Liu began as an amateur, making early YouTube videos of his mates, then, as he grew older, focusing on two in particular: 17-year-old kitchen porter African-American Keire Johnson, and Zack Mulligan, a 23-year-old roofer about to have a baby with his girlfriend, Nina Bowgren.
The lads’ beer and dope-fuelled camaraderie begins to diminish as adult burdens intervene.
There is little hope for advancement in Rockford, and Zack finds himself in a rented room, with a squalling baby and a dead-end job as he and his girlfriend grow increasingly irritated with each other.

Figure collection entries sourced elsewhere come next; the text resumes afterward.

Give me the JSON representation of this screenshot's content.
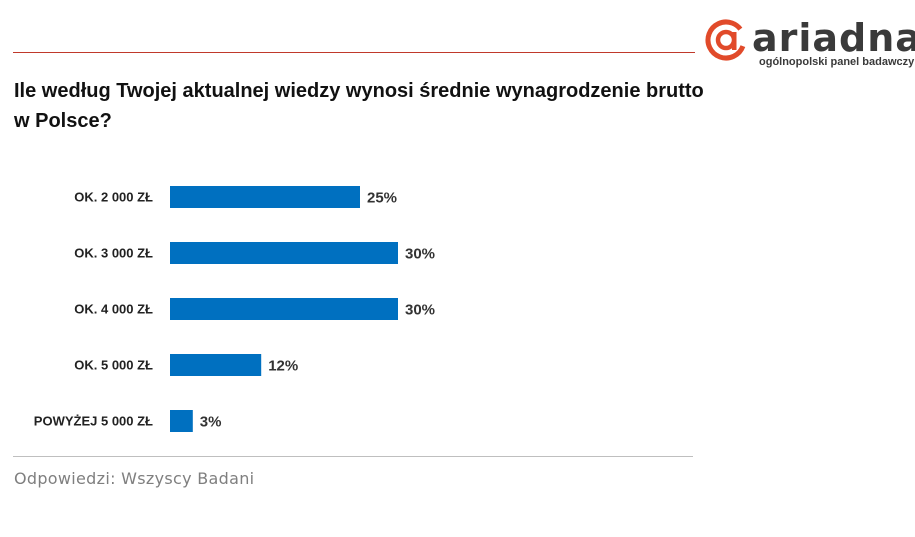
{
  "logo": {
    "wordmark": "ariadna",
    "tagline": "ogólnopolski panel badawczy",
    "brand_color": "#e14a2a"
  },
  "question": "Ile według Twojej aktualnej wiedzy wynosi średnie wynagrodzenie brutto w Polsce?",
  "footnote": "Odpowiedzi: Wszyscy Badani",
  "colors": {
    "bar": "#0070c0",
    "rule_top": "#c0392b",
    "rule_bottom": "#bfbfbf"
  },
  "chart_data": {
    "type": "bar",
    "orientation": "horizontal",
    "categories": [
      "OK. 2 000 ZŁ",
      "OK. 3 000 ZŁ",
      "OK. 4 000 ZŁ",
      "OK. 5 000 ZŁ",
      "POWYŻEJ 5 000 ZŁ"
    ],
    "values": [
      25,
      30,
      30,
      12,
      3
    ],
    "value_labels": [
      "25%",
      "30%",
      "30%",
      "12%",
      "3%"
    ],
    "unit": "%",
    "xlim": [
      0,
      100
    ],
    "grid": false,
    "legend": "none"
  }
}
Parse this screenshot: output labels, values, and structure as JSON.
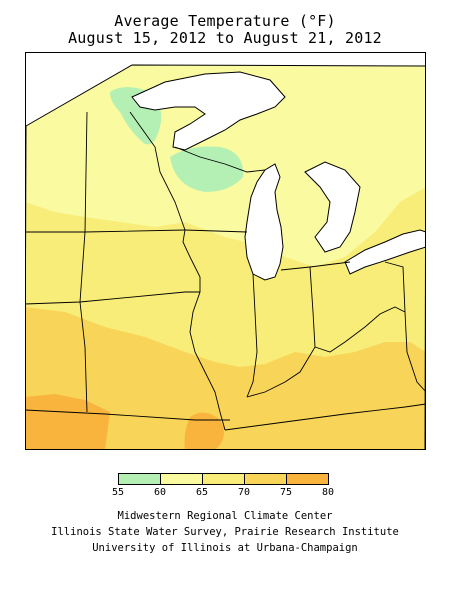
{
  "title": {
    "line1": "Average Temperature (°F)",
    "line2": "August 15, 2012 to August 21, 2012"
  },
  "legend": {
    "bins": [
      {
        "from": 55,
        "to": 60,
        "color": "#b4f0b4"
      },
      {
        "from": 60,
        "to": 65,
        "color": "#fafaa0"
      },
      {
        "from": 65,
        "to": 70,
        "color": "#f8ed78"
      },
      {
        "from": 70,
        "to": 75,
        "color": "#f8d458"
      },
      {
        "from": 75,
        "to": 80,
        "color": "#f8b43c"
      }
    ],
    "tick_labels": [
      "55",
      "60",
      "65",
      "70",
      "75",
      "80"
    ]
  },
  "credits": {
    "line1": "Midwestern Regional Climate Center",
    "line2": "Illinois State Water Survey, Prairie Research Institute",
    "line3": "University of Illinois at Urbana-Champaign"
  }
}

Keire, too, struggles with a family which lacks a father or any direction, and Bing’s own story as a Chinese immigrant with a violent, unpredictable and eventually absent father emerges.
Domestic violence and neglect is the underpinning for all these families, and the documentary is riveting in its intimacy.
CRADLE Of Champions follows three amateur boxers aiming for fame and professional or Olympic status in New York’s Golden Gloves tournament.
There’s nothing new in this documentary, as James Wilkins and Titus Williams face off in the men’s fight, and 24-year-old single mum Nisa Rodriguez takes her own Rocky road.
But boxing fans will enjoy the brutal training and moving stories before the final clash.